La lunga diatriba viene sostanzialmente a svilupparsi intorno a collettività, anche se posteriormente Rousseau tenterà un difficile procedimento educativo nell’Emilio, un ragazzo isolato dalla comunità e affidato alle sue personali cure, che lo porteranno a trasformare le varie facoltà naturali in educati strumenti di inserimento nella realtà culturale.
Lo straordinario racconto delle vicende del selvaggio narrate dal medico francese Jean-Marc-Gaspard Itard fondatore della moderna otorinolaringoiatria e medico nell’ospedale per sordomuti di Parigi, è scandito in un linguaggio intenzionalmente nudo di ogni orpello e legato all’esigenza di un metodo rigorosamente scientifico per le epoche in cui fu redatto. L’autore, che conosce bene tutti i precedenti filosofici del problema in Condillac e in Rousseau, ricorre ad una prima relazione del 1801 e a una seconda relazione del 1807, quasi a conclusione informativa di tutto il lavoro compiuto e diretta – su sua personale richiesta – a Napoleone Bonaparte. Alla base dei due interventi appare un episodio che turbò e interessò la pubblica opinione francese: in Alvernia tre cacciatori catturarono in un bosco un fanciullo in un particolare stato di abbrutimento, le cui capacità comunicative ed espressive, l’autore lo ripete più volte, non superavano quella dei vegetali e degli animali. Trasportato a Parigi, come era avvenuto nelle epoche precedenti per molti “primitivi” di America e di Africa, il ragazzo, non comprendendo il codice significante di una raffinata cultura urbana, entrò in una situazione di aggressività ansiosa che lo portava ad assalire i curiosi con gesti e morsicature bestiali e che Itard ritiene possa farsi risalire a una costituzione epilettica o anche a un insanabile idiotismo.

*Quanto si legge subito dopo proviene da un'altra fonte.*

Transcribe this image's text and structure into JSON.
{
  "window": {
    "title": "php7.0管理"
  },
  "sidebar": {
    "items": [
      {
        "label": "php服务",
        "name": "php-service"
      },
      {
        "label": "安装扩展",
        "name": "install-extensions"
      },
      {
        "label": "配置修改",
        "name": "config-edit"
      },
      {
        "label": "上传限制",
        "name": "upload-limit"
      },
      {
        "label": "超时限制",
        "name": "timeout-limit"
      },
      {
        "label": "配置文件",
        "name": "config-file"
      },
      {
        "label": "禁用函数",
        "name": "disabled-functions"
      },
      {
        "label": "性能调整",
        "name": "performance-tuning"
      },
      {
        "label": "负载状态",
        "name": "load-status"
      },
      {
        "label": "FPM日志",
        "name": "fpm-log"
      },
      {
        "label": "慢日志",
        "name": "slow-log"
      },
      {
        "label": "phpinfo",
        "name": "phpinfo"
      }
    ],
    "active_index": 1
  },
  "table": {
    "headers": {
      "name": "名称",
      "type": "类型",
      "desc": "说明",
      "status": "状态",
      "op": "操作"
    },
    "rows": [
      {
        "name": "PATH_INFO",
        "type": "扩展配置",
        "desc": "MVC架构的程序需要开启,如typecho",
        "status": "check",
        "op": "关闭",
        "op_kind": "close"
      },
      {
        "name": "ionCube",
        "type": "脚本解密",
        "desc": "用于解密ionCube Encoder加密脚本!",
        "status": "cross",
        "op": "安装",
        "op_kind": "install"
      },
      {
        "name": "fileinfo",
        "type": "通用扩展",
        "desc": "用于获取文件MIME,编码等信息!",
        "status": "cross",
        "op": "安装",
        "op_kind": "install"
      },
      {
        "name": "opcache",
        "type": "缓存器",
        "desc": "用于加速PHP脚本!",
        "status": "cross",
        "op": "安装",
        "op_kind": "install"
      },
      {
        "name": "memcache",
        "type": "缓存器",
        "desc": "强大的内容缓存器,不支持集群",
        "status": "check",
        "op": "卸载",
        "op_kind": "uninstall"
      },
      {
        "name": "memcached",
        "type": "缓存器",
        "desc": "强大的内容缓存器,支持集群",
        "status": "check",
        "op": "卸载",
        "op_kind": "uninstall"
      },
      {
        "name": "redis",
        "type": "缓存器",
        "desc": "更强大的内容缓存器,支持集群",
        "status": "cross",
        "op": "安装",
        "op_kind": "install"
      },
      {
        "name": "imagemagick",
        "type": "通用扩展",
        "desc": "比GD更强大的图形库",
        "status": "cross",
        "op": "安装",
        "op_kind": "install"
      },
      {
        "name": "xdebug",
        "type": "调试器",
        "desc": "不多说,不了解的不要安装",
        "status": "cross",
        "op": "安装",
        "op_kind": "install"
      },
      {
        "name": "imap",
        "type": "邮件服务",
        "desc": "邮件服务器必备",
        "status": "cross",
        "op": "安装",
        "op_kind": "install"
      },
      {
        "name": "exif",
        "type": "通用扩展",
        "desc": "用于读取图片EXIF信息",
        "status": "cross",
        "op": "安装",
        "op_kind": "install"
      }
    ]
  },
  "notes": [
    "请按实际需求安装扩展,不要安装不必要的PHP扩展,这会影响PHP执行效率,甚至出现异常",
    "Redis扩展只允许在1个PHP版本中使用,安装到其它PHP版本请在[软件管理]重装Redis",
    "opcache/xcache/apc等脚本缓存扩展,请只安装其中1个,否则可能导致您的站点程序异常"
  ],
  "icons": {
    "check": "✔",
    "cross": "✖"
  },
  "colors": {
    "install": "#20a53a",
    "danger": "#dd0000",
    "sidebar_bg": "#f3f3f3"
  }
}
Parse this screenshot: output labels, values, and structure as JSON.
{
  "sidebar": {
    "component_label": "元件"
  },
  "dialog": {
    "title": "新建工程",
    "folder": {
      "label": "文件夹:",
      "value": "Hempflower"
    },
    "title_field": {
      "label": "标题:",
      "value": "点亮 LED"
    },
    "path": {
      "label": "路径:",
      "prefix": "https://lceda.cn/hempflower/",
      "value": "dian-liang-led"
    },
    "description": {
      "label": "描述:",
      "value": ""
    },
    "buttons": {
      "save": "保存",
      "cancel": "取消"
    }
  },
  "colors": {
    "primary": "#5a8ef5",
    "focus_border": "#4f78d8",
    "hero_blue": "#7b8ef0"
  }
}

Forse proprio per il suo rigore e la sua essenzialità, il libro diviene vivace ed interessante nelle lunghe e pazienti fasi che, nella continua nostalgia del fanciullo per la foresta che era stato costretto ad abbandonare, lentamente lo riscattano dalla condizione animalesca e giungono ad educarlo all’uso e alla funzione corretta dei sensi e delle più elementari reazioni affettive. L’incantesimo di questo lungo processo educativo, ricco di eccezionali immagini e di concreti riferimenti, improvvisamente cessa e diviene un fallimento, un tentativo vano, quando il medico, risultato inutile ogni sforzo di educare il giovane alla parola decide di abbandonarlo, non improbabilmente perché una vigorosa e incontrollata pubertà lo espone a rischio di esibizionismi sessuali e di infrenabili aggressività. Tutto si conclude così in un silenzio e porta a dubitare se sia stato valido e utile sottrarre il fanciullo selvaggio al suo paradiso perduto e tentarne l’inesorabile inserimento in una società per lui senza significato, assoggettata a dure leggi sostanzialmente a lui estranee.